Back then, cassette shops were the epicenters of music culture. I still remember racing to the shop, list of favorite songs in hand, eagerly anticipating my custom tape. It usually cost us most of our pocket money, though. So, when that new player arrived, we were thrilled—finally, we could make mixtapes at home and save a few bucks.

Easier said than done.

My brother’s recording process was an art form. He’d carefully position both cassette players facing each other. Then came the ritual: fans off, windows and doors shut, and a stern warning to everyone in the house to stay absolutely silent. He’d play a song on one device and record it on the other, using one of Dad’s discarded tapes.

He’d sit there, drenched in sweat (because no fans, of course), barely breathing, praying for a perfect recording. But despite all the efforts, the final tape always had its own “remix”—dogs barking, cars honking, birds chirping, kids yelling. Our walls weren’t soundproof, after all.

Still, it was fun. Those flawed tapes, filled with environmental noise, were special in their own quirky way.

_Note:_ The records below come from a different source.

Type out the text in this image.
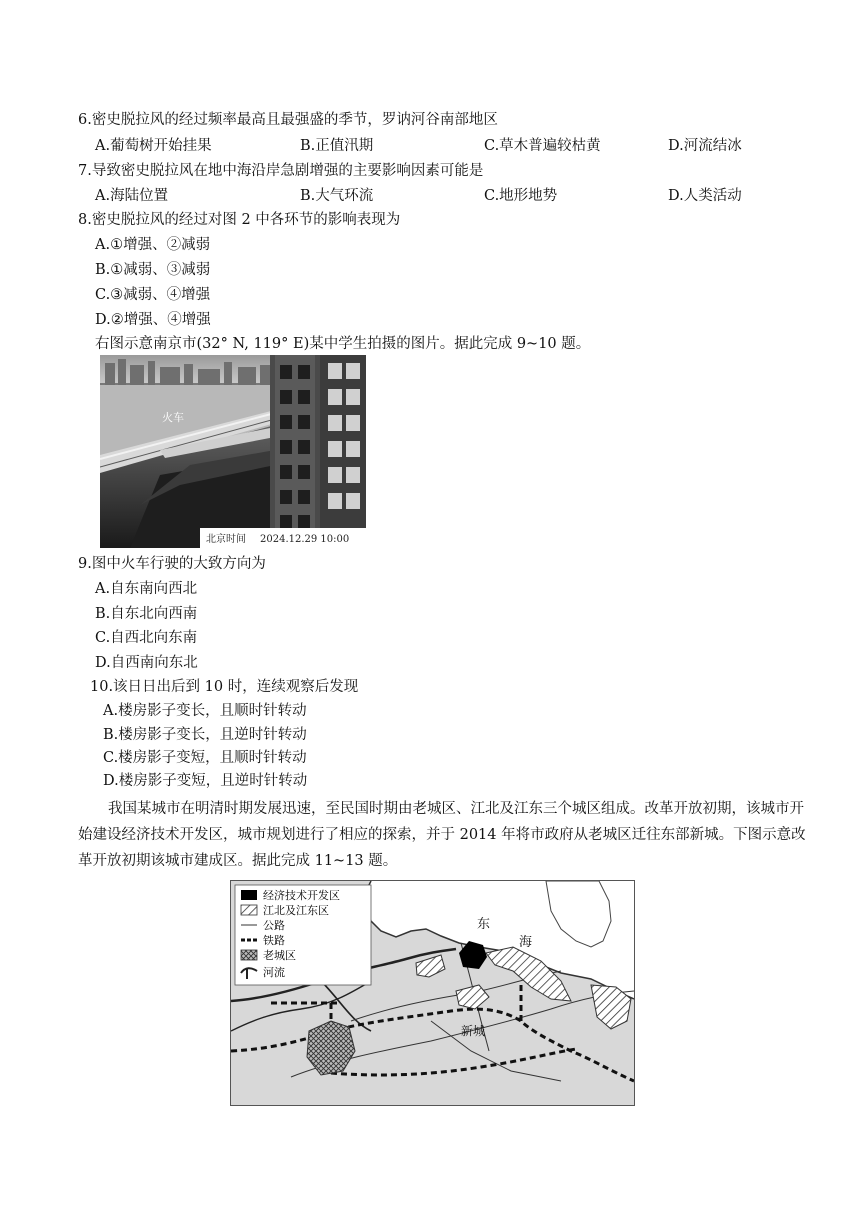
6.密史脱拉风的经过频率最高且最强盛的季节，罗讷河谷南部地区
A.葡萄树开始挂果	B.正值汛期	C.草木普遍较枯黄	D.河流结冰
7.导致密史脱拉风在地中海沿岸急剧增强的主要影响因素可能是
A.海陆位置	B.大气环流	C.地形地势	D.人类活动
8.密史脱拉风的经过对图 2 中各环节的影响表现为
A.①增强、②减弱
B.①减弱、③减弱
C.③减弱、④增强
D.②增强、④增强
右图示意南京市(32° N, 119° E)某中学生拍摄的图片。据此完成 9~10 题。
火车
北京时间 2024.12.29 10:00
9.图中火车行驶的大致方向为
A.自东南向西北
B.自东北向西南
C.自西北向东南
D.自西南向东北
10.该日日出后到 10 时，连续观察后发现
A.楼房影子变长，且顺时针转动
B.楼房影子变长，且逆时针转动
C.楼房影子变短，且顺时针转动
D.楼房影子变短，且逆时针转动
我国某城市在明清时期发展迅速，至民国时期由老城区、江北及江东三个城区组成。改革开放初期，该城市开始建设经济技术开发区，城市规划进行了相应的探索，并于 2014 年将市政府从老城区迁往东部新城。下图示意改革开放初期该城市建成区。据此完成 11~13 题。
东
海
新城
经济技术开发区
江北及江东区
公路
铁路
老城区
河流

Mixtapes were the Direct TV of our time, while branded audio cassettes were more like cable TV. You’d get a whole collection of songs on one tape but love only a few—maybe just one. There was no “buy one song” option. If you didn’t like a track, you had to fast-forward (and good luck stopping exactly where the next one began). It wasn’t like CDs where you could skip tracks with a click. We’d often overshoot, rewind, overshoot again, until we landed just right.

Mixtapes gave us freedom—a playlist of only the songs we loved. Just like modern streaming lets us choose our channels, mixtapes gave us control over what we heard.

And then there was the humble pencil. A vital tool—not for writing, but for saving a cassette. If the tape came loose or got twisted, the pencil came to the rescue. Fixing tapes by spinning them back into place became second nature. In those days, the cassette and the pencil were a match made in heaven.